Starport Delta is a game I have been excited about for a while. When I received the request to go meet the team at PAX East back in February, I was ecstatic. After meeting one of the developers, Leith, at PAX and playing Starport Delta for about thirty minutes, I was craving the launch of the game. I received a preview copy of Starport Delta recently but wanted to wait to do a full review. With the official release of Starport Delta on Steam now behind us, this will serve as that review.
Table of Contents
At its core, Starport Delta is a strategy-lite city builder. While it may be easy to compare this game to Stellaris initially, that is incorrect. It is actually a comparison that has come up a lot in Steam reviews, and while it is flattering for the team at Cloudfire, it is not accurate.
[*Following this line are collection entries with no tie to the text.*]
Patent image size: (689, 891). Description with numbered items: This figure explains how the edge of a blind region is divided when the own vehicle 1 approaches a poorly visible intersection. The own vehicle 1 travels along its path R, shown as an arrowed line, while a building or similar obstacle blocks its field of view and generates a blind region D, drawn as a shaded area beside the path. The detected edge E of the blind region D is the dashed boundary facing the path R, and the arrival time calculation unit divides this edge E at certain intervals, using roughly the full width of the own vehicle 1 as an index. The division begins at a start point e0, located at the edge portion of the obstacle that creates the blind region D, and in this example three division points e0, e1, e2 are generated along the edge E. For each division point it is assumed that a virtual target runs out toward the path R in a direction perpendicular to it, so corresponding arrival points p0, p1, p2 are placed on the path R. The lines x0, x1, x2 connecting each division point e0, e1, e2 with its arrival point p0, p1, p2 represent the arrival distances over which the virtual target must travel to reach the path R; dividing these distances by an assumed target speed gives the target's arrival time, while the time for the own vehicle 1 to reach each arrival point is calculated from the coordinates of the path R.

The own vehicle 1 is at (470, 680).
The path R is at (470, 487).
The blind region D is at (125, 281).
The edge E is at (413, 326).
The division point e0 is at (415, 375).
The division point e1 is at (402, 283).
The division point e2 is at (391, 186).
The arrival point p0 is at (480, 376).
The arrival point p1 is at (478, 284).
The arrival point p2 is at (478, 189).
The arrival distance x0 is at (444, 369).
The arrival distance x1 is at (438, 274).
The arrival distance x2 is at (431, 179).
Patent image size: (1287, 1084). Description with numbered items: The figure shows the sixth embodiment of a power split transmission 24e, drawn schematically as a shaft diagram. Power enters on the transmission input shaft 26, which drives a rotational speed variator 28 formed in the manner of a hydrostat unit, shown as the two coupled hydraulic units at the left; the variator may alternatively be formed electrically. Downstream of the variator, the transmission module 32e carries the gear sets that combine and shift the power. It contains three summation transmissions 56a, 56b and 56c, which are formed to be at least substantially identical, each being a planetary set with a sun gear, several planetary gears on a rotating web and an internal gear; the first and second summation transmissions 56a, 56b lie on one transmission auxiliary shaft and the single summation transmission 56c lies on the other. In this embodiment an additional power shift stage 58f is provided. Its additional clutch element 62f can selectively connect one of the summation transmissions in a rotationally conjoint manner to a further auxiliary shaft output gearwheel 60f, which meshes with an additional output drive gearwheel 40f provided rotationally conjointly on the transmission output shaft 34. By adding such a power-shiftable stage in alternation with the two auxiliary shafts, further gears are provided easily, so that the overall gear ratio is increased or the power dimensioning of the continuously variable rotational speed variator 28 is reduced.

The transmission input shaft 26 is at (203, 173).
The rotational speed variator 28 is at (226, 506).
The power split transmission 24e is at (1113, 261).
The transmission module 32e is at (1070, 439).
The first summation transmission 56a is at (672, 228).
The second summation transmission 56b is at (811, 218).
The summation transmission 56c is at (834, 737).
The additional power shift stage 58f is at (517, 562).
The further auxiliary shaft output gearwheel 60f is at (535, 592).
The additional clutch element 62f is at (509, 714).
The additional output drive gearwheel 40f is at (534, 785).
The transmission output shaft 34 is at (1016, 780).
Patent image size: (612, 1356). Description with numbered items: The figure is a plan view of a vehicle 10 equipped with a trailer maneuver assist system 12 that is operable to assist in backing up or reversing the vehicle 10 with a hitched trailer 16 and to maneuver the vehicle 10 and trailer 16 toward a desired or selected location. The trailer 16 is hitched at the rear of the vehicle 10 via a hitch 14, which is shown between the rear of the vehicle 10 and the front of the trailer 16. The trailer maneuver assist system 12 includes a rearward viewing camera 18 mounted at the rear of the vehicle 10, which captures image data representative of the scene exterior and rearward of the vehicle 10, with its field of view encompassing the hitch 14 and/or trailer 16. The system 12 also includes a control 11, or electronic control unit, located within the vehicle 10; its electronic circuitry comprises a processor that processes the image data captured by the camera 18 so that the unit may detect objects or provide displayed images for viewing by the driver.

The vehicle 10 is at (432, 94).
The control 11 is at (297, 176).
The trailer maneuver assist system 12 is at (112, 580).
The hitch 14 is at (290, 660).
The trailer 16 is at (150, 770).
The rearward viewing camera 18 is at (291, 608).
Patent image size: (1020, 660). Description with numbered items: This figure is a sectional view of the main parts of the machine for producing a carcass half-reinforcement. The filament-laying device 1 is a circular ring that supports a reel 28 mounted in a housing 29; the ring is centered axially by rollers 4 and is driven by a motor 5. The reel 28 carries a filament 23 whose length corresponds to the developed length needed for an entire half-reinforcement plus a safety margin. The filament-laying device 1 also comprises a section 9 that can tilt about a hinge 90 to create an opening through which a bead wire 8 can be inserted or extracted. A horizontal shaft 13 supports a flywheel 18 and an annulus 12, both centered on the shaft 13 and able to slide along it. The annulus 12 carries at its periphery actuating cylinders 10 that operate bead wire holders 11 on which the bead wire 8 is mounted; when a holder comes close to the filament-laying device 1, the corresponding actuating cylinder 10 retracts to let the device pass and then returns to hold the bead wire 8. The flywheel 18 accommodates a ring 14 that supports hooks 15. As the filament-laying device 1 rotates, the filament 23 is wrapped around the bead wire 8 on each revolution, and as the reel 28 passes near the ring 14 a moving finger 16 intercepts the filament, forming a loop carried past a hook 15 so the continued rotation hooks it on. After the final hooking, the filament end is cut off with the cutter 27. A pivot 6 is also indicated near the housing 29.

To be ultra-clear, Starport Delta is a city builder, not a 4X game.
Okay, with the above out of the way, let’s discuss what you do in the game. Boiling Starport Delta down to its base, you will be building starports in space. This basic concept means structuring the layout, managing resources, maintaining buildings, dealing with space-weather and other events, and even running security scans.
Some of the mechanics I mentioned probably seem very familiar to you, and they should. The one mechanic that is a bit unique is the security scan component. The team at Cloudfire understands that in city builders, you are often left with large swaths of time where you have nothing to do. To combat this downtime, they have added a Where’s-Waldo-esque mechanic to the game.
The security scanning mechanic functions by forcing you to click into your buildings and find the different silhouettes to complete the challenge. In some instances, this is easy, as the silhouette for a space bug is vastly different than that of a food hexagon. However, in other cases, it can take some work to, let’s say, discern a grandfather from a regular person. While the mechanic does help fill the periods of waiting, I have to admit the repetitive scenarios can get stale quickly.
Starport Delta has all of the core game modes you would expect from a city builder. You have a tutorial, which will get you up and moving around. The next logical step would be to play the campaign, which consists of 8 levels that further enhance your understanding of the game. When you are done with the campaign, you have at least four challenges to complete. Finally, you have three different types of sandbox mode to play in.
The tutorial mode is super basic. This mode will familiarize you with things like the interface and the core concepts of the game. As someone who has played quite a bit of city builders, the tutorial wasn’t essential. Since Starport Delta does a few things differently than you may be used to, it wouldn’t be horrible to speed through the two tutorial missions.
The most important thing to do to understand how this game works is to play the campaign. The campaign sees you going around the galaxy, helping fix up starports. Each starport teaches you new mechanics and building types and issues different challenges. The levels increase in difficulty on a gradient, meaning the further you progress, the more difficult the game is.
Once you complete the campaign, you have two distinct directions to go in. You can try to complete the challenges, which consist of things like “Earn 1,000,000 credits”. These are indeed challenging, and not for the faint of heart. I really appreciate the addition of these challenges, as it gives you a path to continue some structured playing.
The real mode the fans of city builders care about is sandbox. Starport Delta delivers what you would expect in this department, and then some. There are three different sandbox options. Zen is for those who want to build and optimize their starport. In zen mode, you don’t have to worry about meteor strikes or space pirates. In the regular/medium mode, you will regularly deal with events. This level of difficulty is for those who want to build but with some challenges. The hard mode is evil, and I will never forgive Cloudfire for putting it in the game. Joking, of course, but it is challenging.
There is nothing I can say other than that I adore Starport Delta. The game has immense polish, solid writing, and strong gameplay. The team at Cloudfire built the city builder that they wanted to play, and it shows. Whether it’s some of the cheeky things you can do (like airlock a developer) or the addition of space worms, the game has charm.
What is even more impressive is that all of this was achieved by a team of two over three years. As I mentioned earlier, it is (wrongfully) compared to games like Stellaris. To be put in the same conversation as a game with millions in backing and a full team when you are two people self-funding a game is excellent.
Another thing that I wanted to bring up is how much Cloudfire cares about the success of Starport Delta. They have a great Discord community where they actively take feedback. The team is also very active in looking at Steam reviews and interacting with people on social media. Since its launch, the team at Cloudfire has published five updates. Some would say this means they launched an incomplete game; I would say it shows that they care about their game and the players.
In the end, I am very high on Starport Delta. The polish is there, the gameplay loops I want are there, the humor is there, and there is finally a studio that cares immensely about the feedback the community is giving them. On that last point, I’m very excited to see where Cloudfire takes Starport Delta in the coming weeks and months.
If you like strategy games, especially city builders, I recommend giving Starport Delta a try. You can grab it now on Steam and join the Discord to supply the Cloudfire team with feedback.